Greece is setting ambitious targets for the production of green hydrogen, a fuel that will complete the energy transition equation by replacing fossil fuels in sectors that are difficult to electrify, such as heavy industry and transport.
This program is being implemented through a national policy based on the equally ambitious goals set by the European Union under its Climate Neutrality (Fit for 55) and Russian Fuel Rejection (REPowerEU) strategy.

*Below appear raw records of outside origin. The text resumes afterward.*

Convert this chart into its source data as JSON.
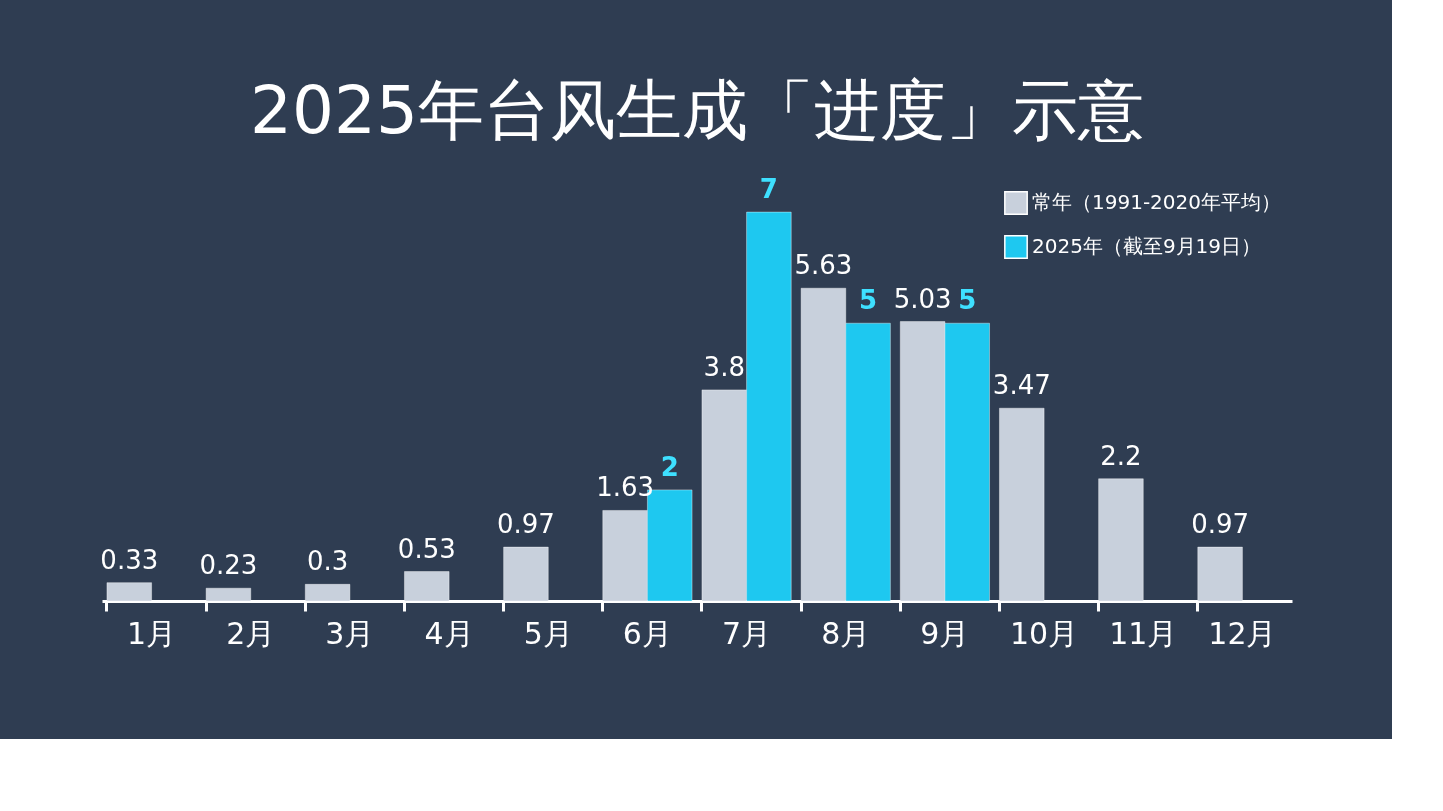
{
  "chart_data": {
    "type": "bar",
    "title": "2025年台风生成「进度」示意",
    "categories": [
      "1月",
      "2月",
      "3月",
      "4月",
      "5月",
      "6月",
      "7月",
      "8月",
      "9月",
      "10月",
      "11月",
      "12月"
    ],
    "series": [
      {
        "name": "常年（1991-2020年平均）",
        "color": "#c8d0dc",
        "values": [
          0.33,
          0.23,
          0.3,
          0.53,
          0.97,
          1.63,
          3.8,
          5.63,
          5.03,
          3.47,
          2.2,
          0.97
        ]
      },
      {
        "name": "2025年（截至9月19日）",
        "color": "#1ec8f0",
        "values": [
          null,
          null,
          null,
          null,
          null,
          2,
          7,
          5,
          5,
          null,
          null,
          null
        ]
      }
    ],
    "data_labels": true,
    "legend": "top right",
    "grid": false
  }
}
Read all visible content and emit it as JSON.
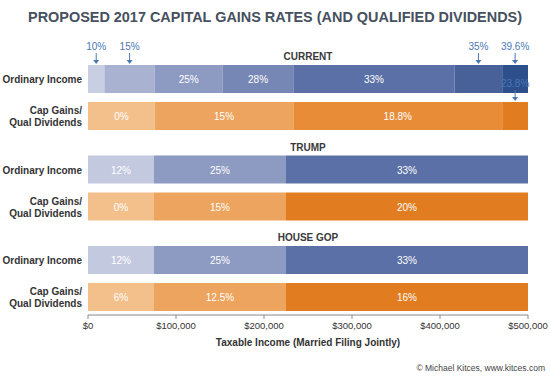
{
  "chart_data": {
    "type": "bar",
    "orientation": "horizontal",
    "stacked": true,
    "grid": false,
    "title": "PROPOSED 2017 CAPITAL GAINS RATES (AND QUALIFIED DIVIDENDS)",
    "x_label": "Taxable Income (Married Filing Jointly)",
    "credit": "© Michael Kitces, www.kitces.com",
    "xlim": [
      0,
      500000
    ],
    "xticks": [
      {
        "value": 0,
        "label": "$0"
      },
      {
        "value": 100000,
        "label": "$100,000"
      },
      {
        "value": 200000,
        "label": "$200,000"
      },
      {
        "value": 300000,
        "label": "$300,000"
      },
      {
        "value": 400000,
        "label": "$400,000"
      },
      {
        "value": 500000,
        "label": "$500,000"
      }
    ],
    "groups": [
      {
        "name": "CURRENT",
        "bars": [
          {
            "category": [
              "Ordinary Income"
            ],
            "values": [
              18650,
              57250,
              77200,
              80250,
              183350,
              54000,
              29300
            ],
            "labels": [
              "10%",
              "15%",
              "25%",
              "28%",
              "33%",
              "35%",
              "39.6%"
            ],
            "colors": [
              "#c9cfe3",
              "#a9b2d0",
              "#8d9ac2",
              "#7687b6",
              "#5a70a6",
              "#486198",
              "#2d4f8c"
            ]
          },
          {
            "category": [
              "Cap Gains/",
              "Qual Dividends"
            ],
            "values": [
              75900,
              157450,
              237350,
              29300
            ],
            "labels": [
              "0%",
              "15%",
              "18.8%",
              "23.8%"
            ],
            "colors": [
              "#f3c08c",
              "#eca45f",
              "#e88c38",
              "#e17d20"
            ]
          }
        ]
      },
      {
        "name": "TRUMP",
        "bars": [
          {
            "category": [
              "Ordinary Income"
            ],
            "values": [
              75000,
              150000,
              275000
            ],
            "labels": [
              "12%",
              "25%",
              "33%"
            ],
            "colors": [
              "#c3c9df",
              "#8d9ac2",
              "#5a70a6"
            ]
          },
          {
            "category": [
              "Cap Gains/",
              "Qual Dividends"
            ],
            "values": [
              75000,
              150000,
              275000
            ],
            "labels": [
              "0%",
              "15%",
              "20%"
            ],
            "colors": [
              "#f3c08c",
              "#eca45f",
              "#e17d20"
            ]
          }
        ]
      },
      {
        "name": "HOUSE GOP",
        "bars": [
          {
            "category": [
              "Ordinary Income"
            ],
            "values": [
              75000,
              150000,
              275000
            ],
            "labels": [
              "12%",
              "25%",
              "33%"
            ],
            "colors": [
              "#c3c9df",
              "#8d9ac2",
              "#5a70a6"
            ]
          },
          {
            "category": [
              "Cap Gains/",
              "Qual Dividends"
            ],
            "values": [
              75000,
              150000,
              275000
            ],
            "labels": [
              "6%",
              "12.5%",
              "16%"
            ],
            "colors": [
              "#f3c08c",
              "#eca45f",
              "#e17d20"
            ]
          }
        ]
      }
    ]
  }
}
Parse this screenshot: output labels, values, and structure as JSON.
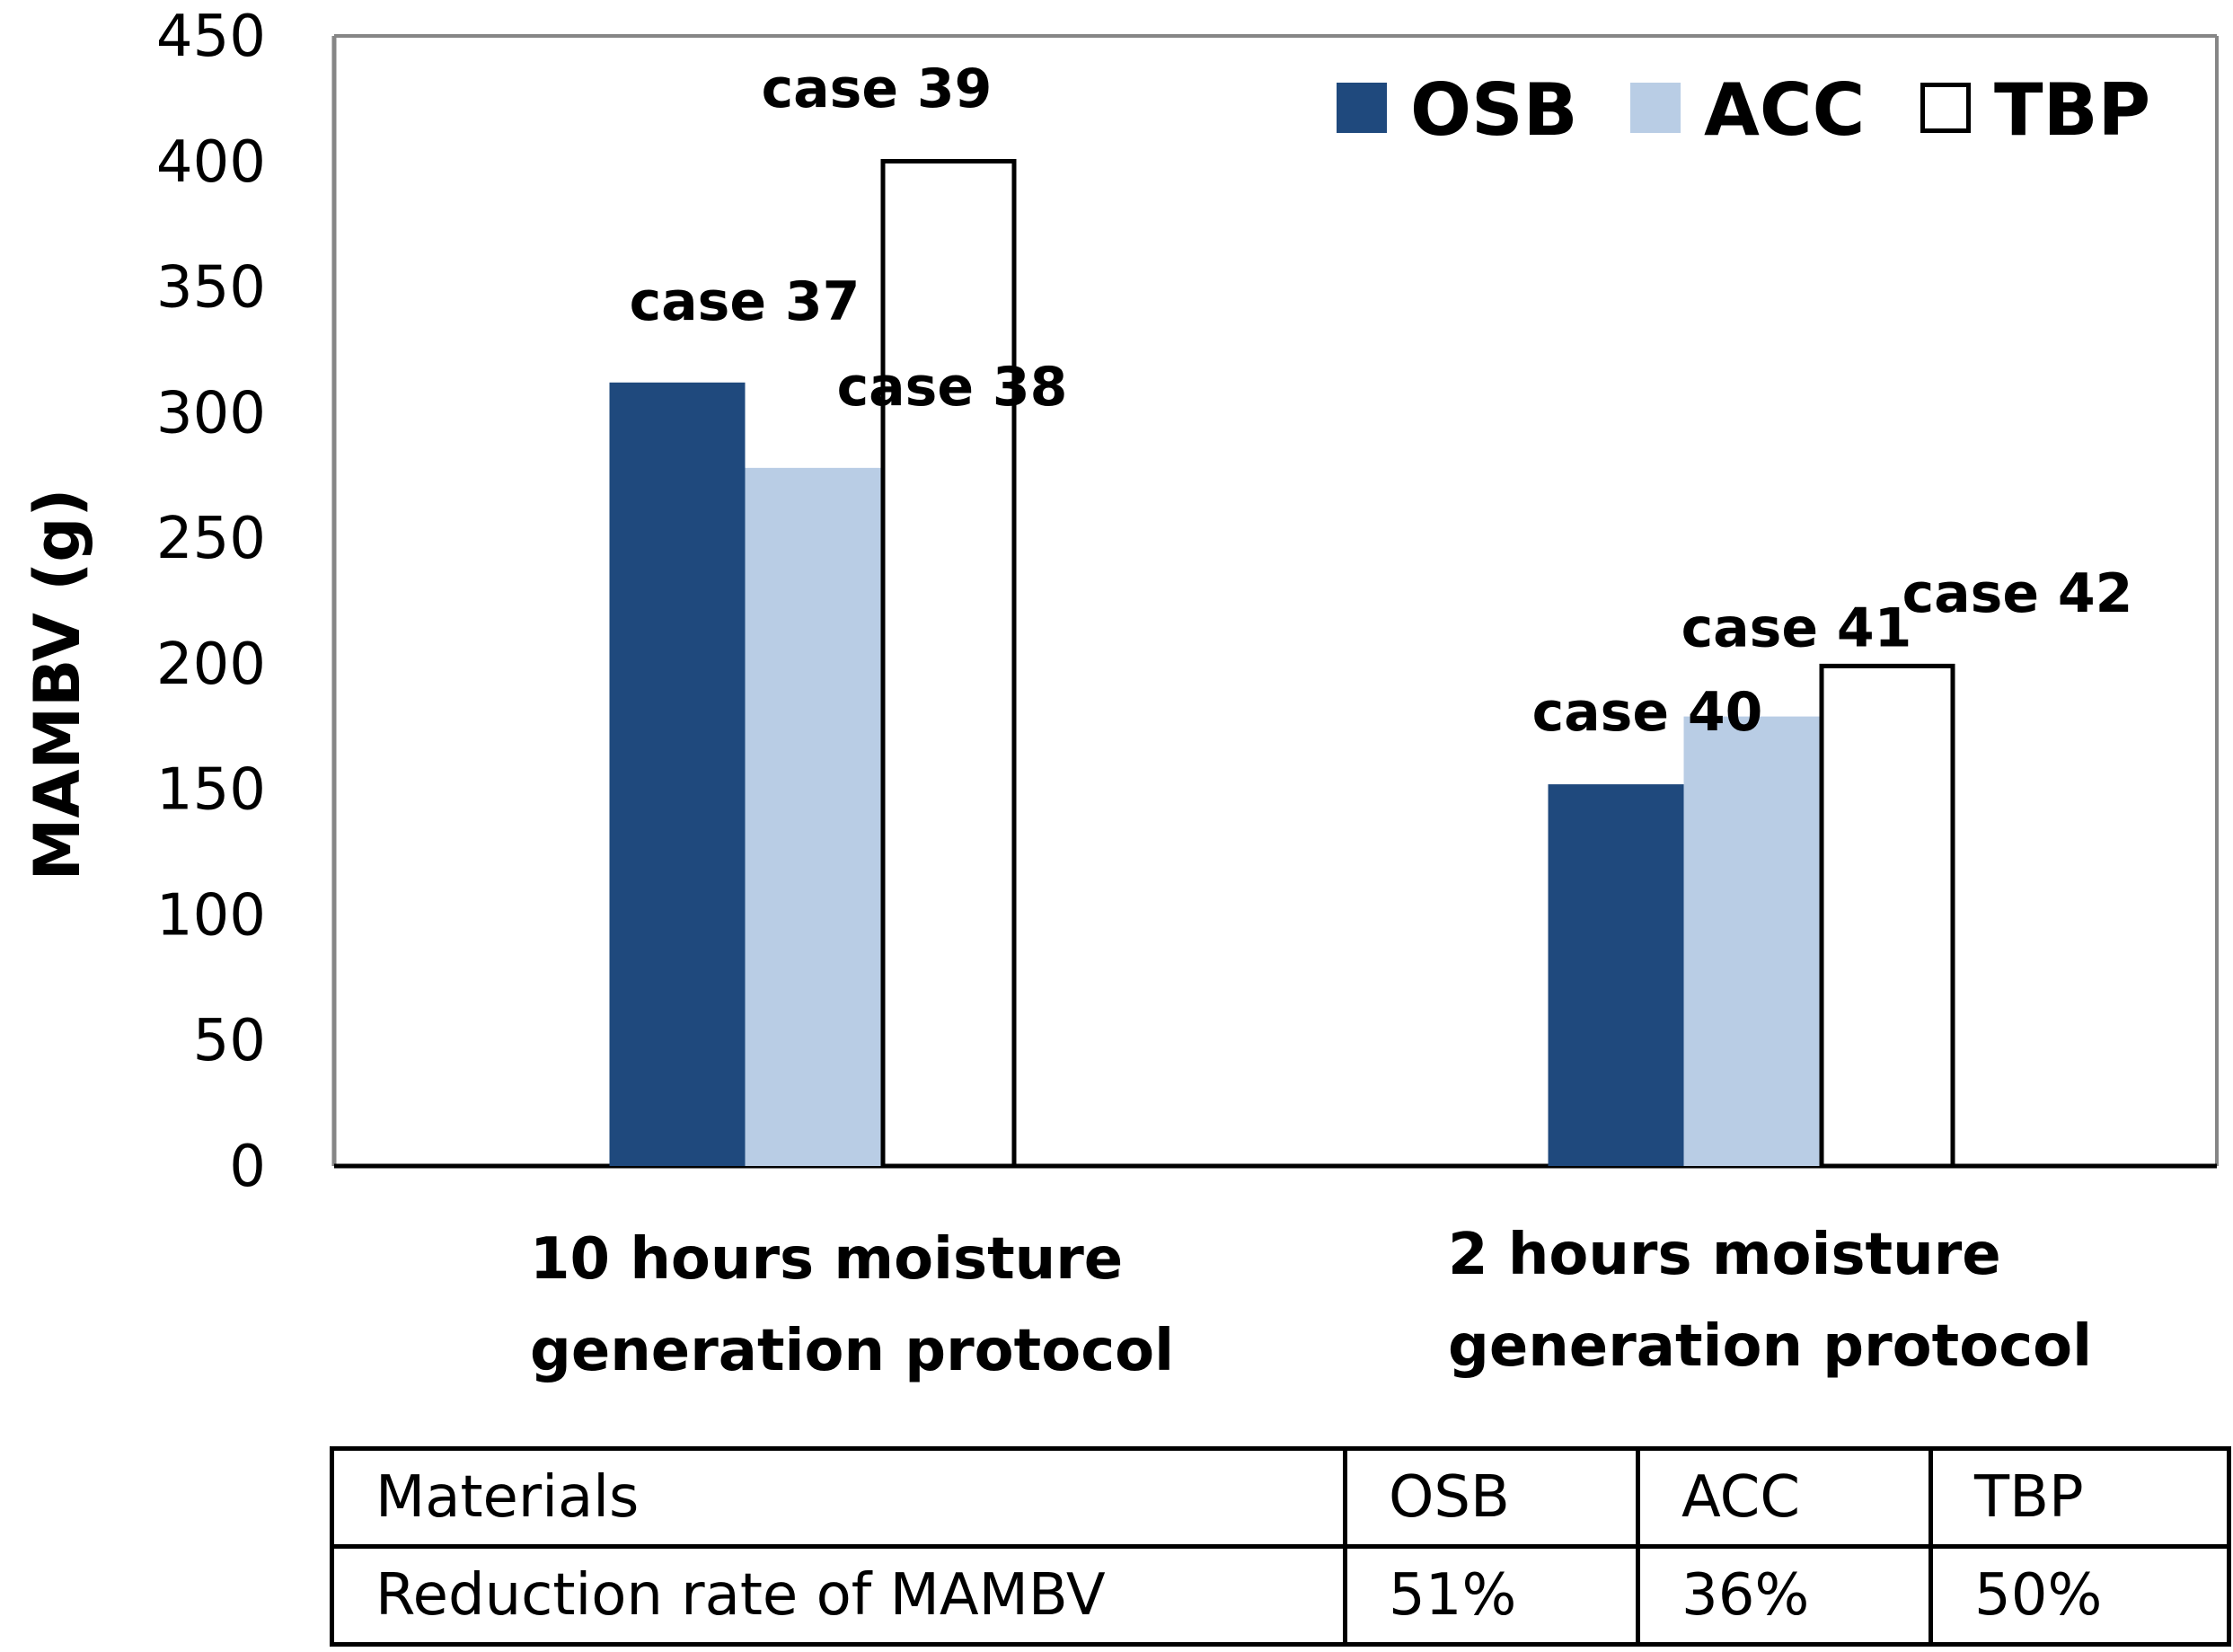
{
  "chart_data": {
    "type": "bar",
    "title": "",
    "xlabel": "",
    "ylabel": "MAMBV (g)",
    "ylim": [
      0,
      450
    ],
    "yticks": [
      0,
      50,
      100,
      150,
      200,
      250,
      300,
      350,
      400,
      450
    ],
    "grid": false,
    "legend_position": "top-right",
    "categories": [
      "10 hours moisture generation protocol",
      "2 hours moisture generation protocol"
    ],
    "category_lines": [
      [
        "10 hours moisture",
        "generation protocol"
      ],
      [
        "2 hours moisture",
        "generation protocol"
      ]
    ],
    "series": [
      {
        "name": "OSB",
        "color": "#1f497d",
        "outlined": false,
        "values": [
          312,
          152
        ],
        "labels": [
          "case 37",
          "case 40"
        ]
      },
      {
        "name": "ACC",
        "color": "#b9cde5",
        "outlined": false,
        "values": [
          278,
          179
        ],
        "labels": [
          "case 38",
          "case 41"
        ]
      },
      {
        "name": "TBP",
        "color": "#ffffff",
        "outlined": true,
        "values": [
          401,
          200
        ],
        "labels": [
          "case 39",
          "case 42"
        ]
      }
    ]
  },
  "table": {
    "rows": [
      [
        "Materials",
        "OSB",
        "ACC",
        "TBP"
      ],
      [
        "Reduction rate of MAMBV",
        "51%",
        "36%",
        "50%"
      ]
    ]
  }
}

Under these conditions, Greece is developing its own strategy for incorporating hydrogen into its energy mix and laying claim to being a green hydrogen hub, thanks to the natural gas pipelines that pass through its territory, as well as those planned in the future*. The EastMed gas pipeline could become a “hydrogen supply line to EU in the long term,” according to a recent article in the German newspaper Handelsblatt by Greek Secretary General for Energy Alexandra Sduku.
The roadmap for incorporating hydrogen into the country’s energy mix has been finalized by a 20-member committee of the Ministry of Interior and is expected to be presented next Monday at a special event jointly organized by the European Hydrogen Association and the regional authorities of Crete, West Macedonia and Thessaly, and also the Commission for the Development of the National Hydrogen Strategy.
In 2040, according to the strategy, Greece will be able to produce about 3 metric tons of oil equivalent (Mtoe) of green hydrogen and export 1 Mtoe, and in 2050 it will be able to produce 7.4 Mtoe and export 2.3 Mtoe, which corresponds to exports worth 1.6 billion euros per year.
The total turnover of the hydrogen supply chain in Greece will be around 10 billion euros per year in 2050. By then, about 60 gigawatts of renewable energy will be needed to power the electrolysis plants (30 GW by 2040). The national strategy provides for accelerated procedures for licensing renewable energy projects for hydrogen production, licensing and grid connection, as well as government subsidies until 2030 due to the immaturity of the technology, which makes investment costs very high.
* Pipes designed for gas or oil, no good for pumping liquefied hydrogen and require special, very expensive processing, or the use consistent pumping, volumes of gas – hydrogen – gas.